After receiving the devastating  news Low said she requested to meet with the woman but on the day the meeting was planned rain poured and the young woman did not turn up and they have not heard from her since.

She said because they were unable to speak to the woman directly they were unsure as to what their next move should be, and they knew they could not report such sketchy information to the police and as such their hands were tied.

According to Low she cannot remember the actual date her mother left, but she recalled that she had said she would visit the two countries in search of a job and she walked with her certificates and knitting thread and needles.

“She walked with knitting because she liked knitting and she was very good at it,” Low recalled.

She called the following night and told them that she had arrived.

“We use to hear her… during the same year we heard from her twice or thrice and she said everything was going alright and when she settle down she woulda send money… she said she was working but did not say as what,” Low said.

At the time the woman was living next to a friend in Suriname and when the girl visited Guyana she requested some items be sent up with the friend and this was done. She received the items and shortly after the friend visited Guyana again and the woman asked her children to send some more things, which was also done.

“But when the girl went up back now she move and gone and the girl say she don’t know where she gone, so since then we lose track of her – no phone calls nothing at all,” a sad Low said.

When she left, Low-Williams left her three youngest children – the youngest now being 18 – in the same home she shared with Low. The other siblings were living elsewhere and today they live in the same house.

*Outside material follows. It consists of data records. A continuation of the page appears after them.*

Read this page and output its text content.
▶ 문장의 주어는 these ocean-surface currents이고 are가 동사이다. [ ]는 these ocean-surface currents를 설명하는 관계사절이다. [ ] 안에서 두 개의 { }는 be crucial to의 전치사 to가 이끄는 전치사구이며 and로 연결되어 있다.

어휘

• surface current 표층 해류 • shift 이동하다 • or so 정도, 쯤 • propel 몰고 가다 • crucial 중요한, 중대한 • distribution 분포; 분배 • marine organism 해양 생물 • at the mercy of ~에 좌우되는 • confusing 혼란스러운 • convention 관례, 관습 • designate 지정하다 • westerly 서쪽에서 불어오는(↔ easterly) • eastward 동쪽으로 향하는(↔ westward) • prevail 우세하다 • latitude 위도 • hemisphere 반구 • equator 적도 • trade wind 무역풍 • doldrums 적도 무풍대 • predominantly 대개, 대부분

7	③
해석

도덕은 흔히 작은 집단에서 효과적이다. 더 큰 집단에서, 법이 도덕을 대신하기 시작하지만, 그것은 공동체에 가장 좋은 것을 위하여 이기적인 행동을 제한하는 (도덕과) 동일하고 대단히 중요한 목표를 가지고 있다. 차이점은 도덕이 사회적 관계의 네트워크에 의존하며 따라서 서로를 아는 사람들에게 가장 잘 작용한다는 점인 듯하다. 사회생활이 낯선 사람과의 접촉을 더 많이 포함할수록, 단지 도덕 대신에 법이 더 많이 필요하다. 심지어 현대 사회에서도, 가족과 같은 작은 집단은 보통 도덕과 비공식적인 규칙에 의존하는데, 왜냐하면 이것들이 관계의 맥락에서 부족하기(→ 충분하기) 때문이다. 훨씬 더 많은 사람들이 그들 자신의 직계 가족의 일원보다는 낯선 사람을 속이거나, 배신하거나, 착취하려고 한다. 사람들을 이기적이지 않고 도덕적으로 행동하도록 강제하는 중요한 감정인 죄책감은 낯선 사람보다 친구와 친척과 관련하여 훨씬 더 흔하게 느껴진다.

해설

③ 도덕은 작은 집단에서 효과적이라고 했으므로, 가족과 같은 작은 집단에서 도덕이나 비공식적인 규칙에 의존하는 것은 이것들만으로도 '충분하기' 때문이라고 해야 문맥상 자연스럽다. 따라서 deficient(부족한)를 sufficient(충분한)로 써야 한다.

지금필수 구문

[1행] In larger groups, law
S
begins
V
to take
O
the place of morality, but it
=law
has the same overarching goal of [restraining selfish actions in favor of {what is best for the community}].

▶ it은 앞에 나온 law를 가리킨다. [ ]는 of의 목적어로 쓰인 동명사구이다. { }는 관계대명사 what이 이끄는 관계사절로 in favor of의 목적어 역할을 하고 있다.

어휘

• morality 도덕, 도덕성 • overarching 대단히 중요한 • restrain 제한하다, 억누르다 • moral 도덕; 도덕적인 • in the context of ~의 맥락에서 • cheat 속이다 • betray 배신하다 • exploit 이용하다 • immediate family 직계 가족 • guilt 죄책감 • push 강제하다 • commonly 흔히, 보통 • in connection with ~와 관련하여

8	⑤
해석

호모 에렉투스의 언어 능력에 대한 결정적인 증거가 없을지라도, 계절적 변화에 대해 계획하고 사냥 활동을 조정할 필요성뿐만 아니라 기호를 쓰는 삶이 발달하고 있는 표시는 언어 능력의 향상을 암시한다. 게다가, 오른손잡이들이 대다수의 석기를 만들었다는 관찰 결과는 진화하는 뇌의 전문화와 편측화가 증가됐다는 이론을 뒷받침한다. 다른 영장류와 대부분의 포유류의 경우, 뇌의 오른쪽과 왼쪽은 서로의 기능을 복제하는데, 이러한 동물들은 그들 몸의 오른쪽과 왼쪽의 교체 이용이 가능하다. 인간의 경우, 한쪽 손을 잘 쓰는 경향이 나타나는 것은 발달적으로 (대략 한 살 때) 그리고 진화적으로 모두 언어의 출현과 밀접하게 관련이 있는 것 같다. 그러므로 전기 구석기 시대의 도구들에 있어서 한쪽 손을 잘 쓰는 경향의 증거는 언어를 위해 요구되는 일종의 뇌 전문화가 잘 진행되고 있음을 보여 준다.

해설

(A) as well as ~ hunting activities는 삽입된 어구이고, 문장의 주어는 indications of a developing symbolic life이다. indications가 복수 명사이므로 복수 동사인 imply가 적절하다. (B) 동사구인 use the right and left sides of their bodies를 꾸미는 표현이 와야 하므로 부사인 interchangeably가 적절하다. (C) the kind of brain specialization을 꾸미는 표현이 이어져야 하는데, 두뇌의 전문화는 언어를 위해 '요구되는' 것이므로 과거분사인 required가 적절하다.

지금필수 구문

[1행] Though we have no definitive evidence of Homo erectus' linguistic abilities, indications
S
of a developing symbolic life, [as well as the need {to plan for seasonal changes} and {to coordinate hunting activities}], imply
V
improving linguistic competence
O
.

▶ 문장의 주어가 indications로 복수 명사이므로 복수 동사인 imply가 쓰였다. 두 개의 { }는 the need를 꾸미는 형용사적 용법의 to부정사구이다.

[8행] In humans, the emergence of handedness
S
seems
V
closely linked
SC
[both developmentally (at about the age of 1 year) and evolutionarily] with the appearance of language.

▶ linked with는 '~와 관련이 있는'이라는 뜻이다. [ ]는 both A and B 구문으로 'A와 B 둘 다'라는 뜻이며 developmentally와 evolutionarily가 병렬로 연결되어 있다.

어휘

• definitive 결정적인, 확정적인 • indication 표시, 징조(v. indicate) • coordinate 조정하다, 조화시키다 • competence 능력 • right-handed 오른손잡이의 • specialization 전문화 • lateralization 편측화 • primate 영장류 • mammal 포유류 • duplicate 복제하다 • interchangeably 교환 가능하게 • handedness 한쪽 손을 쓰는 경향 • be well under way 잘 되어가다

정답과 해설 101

She said speaking to the media is an attempt to get some information on her mother’s whereabouts or to receive something definitive on what may have happened to her. Low, who said her wedding day was a very sad one since her mother was not present, is appealing to anyone with information to contact the nearest police station.

“If my mother is alive all I want to say to her is that everyone is studying about her,” Low said.

She said while she believes her mother is alive something has happened to her as she would not just refuse to contact any of her nine children.

She also revealed that her grandmother in the US is very sick and wishes to see her daughter or to know what happened to her.

“She take on the situation and now she is very sick and she would want her to come home so we can see her.”